Mais s’appuyer sur les dires de ce hâbleur, c’eût été introduire un terme faux dans une équation, et, je l’affirme, le prochain départ du schooner m’était indifférent.

Je ne songeais plus qu’à guetter l’apparition de quelque autre navire au large.

« Encore une semaine ou deux, me répétait mon aubergiste, et vous serez plus heureux, monsieur Jeorling, que vous ne l’avez été avec le capitaine Len Guy.

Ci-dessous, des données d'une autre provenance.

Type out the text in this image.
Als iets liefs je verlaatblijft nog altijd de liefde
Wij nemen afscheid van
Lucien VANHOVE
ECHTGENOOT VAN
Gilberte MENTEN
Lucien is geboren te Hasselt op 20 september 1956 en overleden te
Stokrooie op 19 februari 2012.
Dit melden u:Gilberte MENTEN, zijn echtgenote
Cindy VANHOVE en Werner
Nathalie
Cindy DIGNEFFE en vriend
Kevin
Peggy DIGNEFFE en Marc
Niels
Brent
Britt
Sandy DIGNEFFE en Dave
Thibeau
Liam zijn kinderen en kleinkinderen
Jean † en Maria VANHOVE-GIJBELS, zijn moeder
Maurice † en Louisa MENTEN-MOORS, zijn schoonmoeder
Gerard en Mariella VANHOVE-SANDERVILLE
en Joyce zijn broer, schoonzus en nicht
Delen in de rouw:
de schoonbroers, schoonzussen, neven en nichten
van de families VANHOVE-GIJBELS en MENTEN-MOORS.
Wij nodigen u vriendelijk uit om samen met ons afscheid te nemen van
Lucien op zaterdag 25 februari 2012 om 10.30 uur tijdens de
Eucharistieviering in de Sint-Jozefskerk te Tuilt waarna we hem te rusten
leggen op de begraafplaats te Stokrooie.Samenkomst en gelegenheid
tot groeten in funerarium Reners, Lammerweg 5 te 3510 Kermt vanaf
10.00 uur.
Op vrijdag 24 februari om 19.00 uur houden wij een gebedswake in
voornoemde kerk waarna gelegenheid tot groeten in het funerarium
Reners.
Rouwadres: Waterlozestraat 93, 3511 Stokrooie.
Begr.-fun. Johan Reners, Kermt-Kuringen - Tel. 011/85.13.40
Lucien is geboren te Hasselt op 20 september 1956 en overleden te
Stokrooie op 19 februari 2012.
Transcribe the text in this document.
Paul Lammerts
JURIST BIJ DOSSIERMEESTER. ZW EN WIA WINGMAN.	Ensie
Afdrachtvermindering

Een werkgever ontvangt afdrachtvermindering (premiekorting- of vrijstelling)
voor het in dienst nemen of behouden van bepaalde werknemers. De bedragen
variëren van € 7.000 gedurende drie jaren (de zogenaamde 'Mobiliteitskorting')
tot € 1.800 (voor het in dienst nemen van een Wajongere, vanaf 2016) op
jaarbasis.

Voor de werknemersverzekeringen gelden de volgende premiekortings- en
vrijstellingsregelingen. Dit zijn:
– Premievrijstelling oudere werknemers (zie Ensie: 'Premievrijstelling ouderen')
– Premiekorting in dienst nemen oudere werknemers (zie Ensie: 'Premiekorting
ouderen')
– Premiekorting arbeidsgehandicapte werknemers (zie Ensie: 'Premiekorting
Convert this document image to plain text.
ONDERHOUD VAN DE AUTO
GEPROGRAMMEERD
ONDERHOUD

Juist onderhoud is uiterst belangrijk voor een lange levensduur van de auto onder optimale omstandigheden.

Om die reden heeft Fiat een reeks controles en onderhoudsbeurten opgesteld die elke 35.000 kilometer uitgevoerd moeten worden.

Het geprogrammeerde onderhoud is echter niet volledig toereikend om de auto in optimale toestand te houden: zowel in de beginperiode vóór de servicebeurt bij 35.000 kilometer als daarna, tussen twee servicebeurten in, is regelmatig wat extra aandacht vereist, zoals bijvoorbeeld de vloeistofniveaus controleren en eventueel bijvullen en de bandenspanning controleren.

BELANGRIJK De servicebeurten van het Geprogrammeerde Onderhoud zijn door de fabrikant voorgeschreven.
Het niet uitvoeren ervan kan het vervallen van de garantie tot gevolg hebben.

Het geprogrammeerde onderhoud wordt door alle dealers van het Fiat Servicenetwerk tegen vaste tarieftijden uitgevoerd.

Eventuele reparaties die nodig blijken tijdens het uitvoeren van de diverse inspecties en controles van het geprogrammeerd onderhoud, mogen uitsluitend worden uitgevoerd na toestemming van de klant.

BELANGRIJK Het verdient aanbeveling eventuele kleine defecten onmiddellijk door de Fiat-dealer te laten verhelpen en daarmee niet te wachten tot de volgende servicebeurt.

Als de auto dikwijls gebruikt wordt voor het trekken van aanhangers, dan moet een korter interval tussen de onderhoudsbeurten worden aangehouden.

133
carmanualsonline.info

Il s’en trouvera plus d’un qui ne demandera pas mieux…

— Sans doute, Atkins, mais n’oubliez pas que la plupart des bâtiments à destination de la pêche aux Kerguelen, y séjournent pendant cinq ou six mois, et si je dois attendre de tels délais pour reprendre la mer…

– Pas tous, monsieur Jeorling, pas tous !… Il en est qui ne font que toucher à Christmas-Harbour… Une bonne occasion se présentera, et vous n’aurez point à vous repentir d’avoir manqué votre embarquement sur l’Halbrane… »

Je ne sais si j’aurai à m’en repentir ou non, mais, — ce qui est certain, — c’est qu’il était écrit là-haut que je quitterais les Kerguelen comme passager de la goélette, et qu’elle allait m’entraîner dans la plus extraordinaire des aventures dont les annales maritimes devaient retentir à cette époque.

Dans la soirée du 14 août, vers sept heures et demie, lorsque la nuit enveloppait déjà l’île, je flânais, après mon dîner, sur le quai au nord de la baie. Le temps était sec, le ciel pointillé d’étoiles, l’air vif, le froid piquant. En ces conditions, ma promenade ne pouvait se prolonger.

Donc, une demi-heure plus tard, je me dirigeais vers le Cormoran-Vert, lorsqu’un individu me croisa, hésita, revint sur ses pas et s’arrêta.